Mateo Garfield



  • Mateo Garfield nació en Los Santos, en uno de esos barrios olvidados por el gobierno donde las patrullas pasan más a reventar cabezas que a ayudar, y donde crecer es casi una sentencia a vivir de la calle. Su infancia fue dura: su padre era un fantasma que iba y venía metido en movidas turbias, y su madre estaba demasiado perdida en su propia mierda como para preocuparse de él. Creció prácticamente solo, aprendiendo desde pequeño a moverse en la jungla de cemento y a sobrevivir sin que nadie le tendiera la mano.

    A los 10 años ya estaba metido en líos. Robaba en tiendas de barrio, corría con chavales mayores y pintaba sus primeras firmas en muros de edificios viejos. El graffiti se convirtió en su manera de decir: “estoy aquí, existo, este sitio es mío”. Lo que para otros era un simple dibujo en la pared, para él era identidad, respeto y territorio. Su tag empezó a aparecer por todos lados, y en poco tiempo se ganó fama de chaval descarado que no respetaba nada ni a nadie.

    Durante la adolescencia su vida se fue torciendo aún más. Con 13 años ya había probado la marihuana, con 15 se metía pastillas en fiestas clandestinas y a los 16 estaba esnifando coca como si fuese parte de la rutina. No lo hacía solo por placer: para Mateo, drogarse era una manera de aguantar las noches interminables, de olvidar la mierda de casa y de sentirse parte de algo más grande que él mismo. Esa relación con las drogas se fue volviendo cada vez más peligrosa, hasta el punto de perder el control en más de una ocasión.

    A nivel callejero, empezó como el típico chico de los recados en una pandilla local, llevando mensajes o vigilando esquinas mientras los mayores hacían negocio. Pero Mateo no se conformaba con estar en segundo plano. Tenía hambre de nombre, de respeto, y lo buscaba en cada pelea, en cada muro pintado y en cada noche en la que salía a buscar problemas. Su carácter fuerte y su energía incontrolable lo llevaron a meterse de lleno en la vida criminal. Robos improvisados en licorerías, peleas a navaja con chavales de otros barrios y trapicheos pequeños de droga fueron moldeando su camino.

    Los graffitis siguieron siendo parte esencial de su vida. No solo eran dibujos: eran marcas de guerra. Cada firma en territorio ajeno era una declaración de guerra contra pandillas rivales. Mateo pintaba no por diversión, sino como un acto de desafío. Eso le trajo respeto en su grupo, pero también enemigos que juraron verlo caer. En más de una ocasión lo emboscaron por sus pintadas, y aunque salió con cicatrices, esas batallas solo lo endurecieron más.

    Las drogas, sin embargo, eran un arma de doble filo. Había noches en que estaba tan colocado que se volvía impredecible, capaz de reírse en medio de una paliza o de lanzarse contra alguien armado sin pensar en las consecuencias. Sus colegas lo veían como alguien peligroso, pero también como un loco fiel, un perro de la calle que jamás dejaría tirado a los suyos. La lealtad era lo único sagrado para Mateo: para él, la pandilla era la única familia real que tenía.

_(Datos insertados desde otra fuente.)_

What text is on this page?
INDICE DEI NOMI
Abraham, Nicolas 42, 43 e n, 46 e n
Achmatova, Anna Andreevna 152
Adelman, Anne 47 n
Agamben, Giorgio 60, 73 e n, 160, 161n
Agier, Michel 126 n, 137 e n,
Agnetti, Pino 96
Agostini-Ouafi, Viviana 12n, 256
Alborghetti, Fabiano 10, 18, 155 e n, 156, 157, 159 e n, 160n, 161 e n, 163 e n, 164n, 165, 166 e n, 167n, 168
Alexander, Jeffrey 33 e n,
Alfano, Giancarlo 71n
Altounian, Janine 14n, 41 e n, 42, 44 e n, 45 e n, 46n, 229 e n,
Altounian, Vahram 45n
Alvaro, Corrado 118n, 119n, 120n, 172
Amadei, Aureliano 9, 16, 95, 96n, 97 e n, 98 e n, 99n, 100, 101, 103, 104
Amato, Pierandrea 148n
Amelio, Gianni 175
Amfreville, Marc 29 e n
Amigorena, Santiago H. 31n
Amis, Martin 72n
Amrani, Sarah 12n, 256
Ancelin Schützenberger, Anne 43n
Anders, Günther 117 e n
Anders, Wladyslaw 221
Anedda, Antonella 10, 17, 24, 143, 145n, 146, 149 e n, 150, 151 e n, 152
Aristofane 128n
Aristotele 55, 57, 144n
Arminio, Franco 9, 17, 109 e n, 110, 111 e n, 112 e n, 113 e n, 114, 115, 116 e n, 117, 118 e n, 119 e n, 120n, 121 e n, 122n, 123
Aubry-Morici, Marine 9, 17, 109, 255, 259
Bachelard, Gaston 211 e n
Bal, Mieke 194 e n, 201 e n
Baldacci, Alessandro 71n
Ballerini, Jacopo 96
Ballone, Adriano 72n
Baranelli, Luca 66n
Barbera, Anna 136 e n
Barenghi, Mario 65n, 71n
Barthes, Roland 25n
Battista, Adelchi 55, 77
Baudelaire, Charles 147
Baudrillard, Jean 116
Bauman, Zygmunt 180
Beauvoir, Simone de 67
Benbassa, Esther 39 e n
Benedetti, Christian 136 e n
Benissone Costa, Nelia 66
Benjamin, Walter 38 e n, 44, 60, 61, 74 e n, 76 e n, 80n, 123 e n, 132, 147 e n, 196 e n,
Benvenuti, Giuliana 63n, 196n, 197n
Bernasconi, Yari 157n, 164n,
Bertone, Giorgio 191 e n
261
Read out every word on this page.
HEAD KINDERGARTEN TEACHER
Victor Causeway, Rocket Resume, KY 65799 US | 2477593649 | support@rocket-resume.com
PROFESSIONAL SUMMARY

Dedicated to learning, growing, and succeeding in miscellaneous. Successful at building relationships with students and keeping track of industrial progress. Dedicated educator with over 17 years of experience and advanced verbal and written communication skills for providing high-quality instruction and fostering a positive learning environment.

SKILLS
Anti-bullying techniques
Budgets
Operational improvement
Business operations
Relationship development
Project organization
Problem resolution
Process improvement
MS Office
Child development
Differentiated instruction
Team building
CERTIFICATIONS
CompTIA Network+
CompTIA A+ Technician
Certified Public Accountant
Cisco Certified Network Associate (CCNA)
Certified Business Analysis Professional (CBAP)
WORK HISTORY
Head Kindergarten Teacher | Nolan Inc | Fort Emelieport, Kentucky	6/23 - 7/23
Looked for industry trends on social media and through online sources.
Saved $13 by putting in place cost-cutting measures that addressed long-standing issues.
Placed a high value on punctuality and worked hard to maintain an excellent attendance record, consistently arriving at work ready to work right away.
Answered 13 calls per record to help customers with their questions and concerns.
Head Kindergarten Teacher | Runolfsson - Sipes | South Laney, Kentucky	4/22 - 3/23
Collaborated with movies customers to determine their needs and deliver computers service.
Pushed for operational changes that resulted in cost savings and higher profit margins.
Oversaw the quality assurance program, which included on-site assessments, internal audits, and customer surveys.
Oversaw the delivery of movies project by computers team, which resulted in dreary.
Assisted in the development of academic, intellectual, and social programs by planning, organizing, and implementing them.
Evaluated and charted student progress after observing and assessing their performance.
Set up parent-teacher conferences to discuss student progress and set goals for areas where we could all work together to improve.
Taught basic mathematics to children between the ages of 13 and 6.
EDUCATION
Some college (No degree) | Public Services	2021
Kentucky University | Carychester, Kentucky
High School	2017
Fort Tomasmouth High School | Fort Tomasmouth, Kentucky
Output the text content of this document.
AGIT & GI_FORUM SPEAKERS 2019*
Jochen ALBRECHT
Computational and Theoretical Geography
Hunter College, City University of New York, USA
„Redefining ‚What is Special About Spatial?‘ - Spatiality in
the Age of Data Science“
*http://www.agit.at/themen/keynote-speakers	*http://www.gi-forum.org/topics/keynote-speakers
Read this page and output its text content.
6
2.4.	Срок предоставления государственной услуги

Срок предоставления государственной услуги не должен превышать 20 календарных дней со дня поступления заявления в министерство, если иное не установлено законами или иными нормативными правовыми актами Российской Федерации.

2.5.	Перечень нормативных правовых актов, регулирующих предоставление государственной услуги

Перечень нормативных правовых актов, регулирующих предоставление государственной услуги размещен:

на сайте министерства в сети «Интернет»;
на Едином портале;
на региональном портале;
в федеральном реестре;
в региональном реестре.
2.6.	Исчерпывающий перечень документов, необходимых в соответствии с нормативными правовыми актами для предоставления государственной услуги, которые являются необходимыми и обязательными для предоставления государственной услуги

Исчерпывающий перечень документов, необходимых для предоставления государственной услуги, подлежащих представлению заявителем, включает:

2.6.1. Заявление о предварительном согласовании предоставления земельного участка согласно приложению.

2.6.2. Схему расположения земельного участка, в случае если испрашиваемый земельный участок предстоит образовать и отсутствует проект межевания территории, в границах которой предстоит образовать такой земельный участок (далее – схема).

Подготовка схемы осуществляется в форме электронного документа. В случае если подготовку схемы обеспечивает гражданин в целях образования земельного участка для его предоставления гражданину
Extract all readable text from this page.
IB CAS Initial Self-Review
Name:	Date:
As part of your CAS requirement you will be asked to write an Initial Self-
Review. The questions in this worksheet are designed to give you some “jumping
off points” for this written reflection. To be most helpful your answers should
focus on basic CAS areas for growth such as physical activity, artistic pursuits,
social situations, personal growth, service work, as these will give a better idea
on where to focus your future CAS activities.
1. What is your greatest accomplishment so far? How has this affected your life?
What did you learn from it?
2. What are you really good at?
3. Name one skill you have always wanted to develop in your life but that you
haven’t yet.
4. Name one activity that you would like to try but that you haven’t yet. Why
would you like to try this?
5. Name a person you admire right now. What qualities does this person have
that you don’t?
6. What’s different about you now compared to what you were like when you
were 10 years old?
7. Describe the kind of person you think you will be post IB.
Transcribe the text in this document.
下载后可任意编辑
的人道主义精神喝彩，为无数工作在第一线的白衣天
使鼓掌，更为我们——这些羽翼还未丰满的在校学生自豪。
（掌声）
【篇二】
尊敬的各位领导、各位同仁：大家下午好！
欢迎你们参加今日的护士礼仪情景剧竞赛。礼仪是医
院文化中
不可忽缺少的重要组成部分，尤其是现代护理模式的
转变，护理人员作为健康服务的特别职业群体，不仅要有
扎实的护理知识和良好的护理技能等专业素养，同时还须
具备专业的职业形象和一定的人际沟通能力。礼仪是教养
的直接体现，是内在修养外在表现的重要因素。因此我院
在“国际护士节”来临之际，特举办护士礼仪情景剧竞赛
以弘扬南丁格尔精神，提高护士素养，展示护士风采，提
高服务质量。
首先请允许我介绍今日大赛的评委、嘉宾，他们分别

    Con el tiempo, su nombre empezó a pesar más en el barrio. La policía lo tenía fichado por vandalismo, disturbios y consumo, pero siempre encontraba la forma de escapar o de cargarle el muerto a otro. Esa habilidad para sobrevivir, mezclada con su estilo de vida descontrolado, lo convirtieron en alguien reconocido en el mundo callejero. No era un líder, pero sí un soldado valioso, alguien que nunca decía que no cuando había que ensuciarse las manos.

    Hoy, Mateo Garfield sigue siendo el mismo chico de barrio que salió de la nada, pero con un historial que habla por él. Pandillero marcado por los excesos, graffitero que usa el spray como arma y drogadicto que vive al filo del abismo. Para él, no hay mañana: solo existe el presente, la calle, la pandilla y la adrenalina. Su código es claro: respeto para los que respetan, guerra para los que se atreven a faltarle. Su vida es un mural inacabado, manchado de pintura, sangre y polvo blanco, que cuenta la historia de alguien que nunca quiso ser invisible.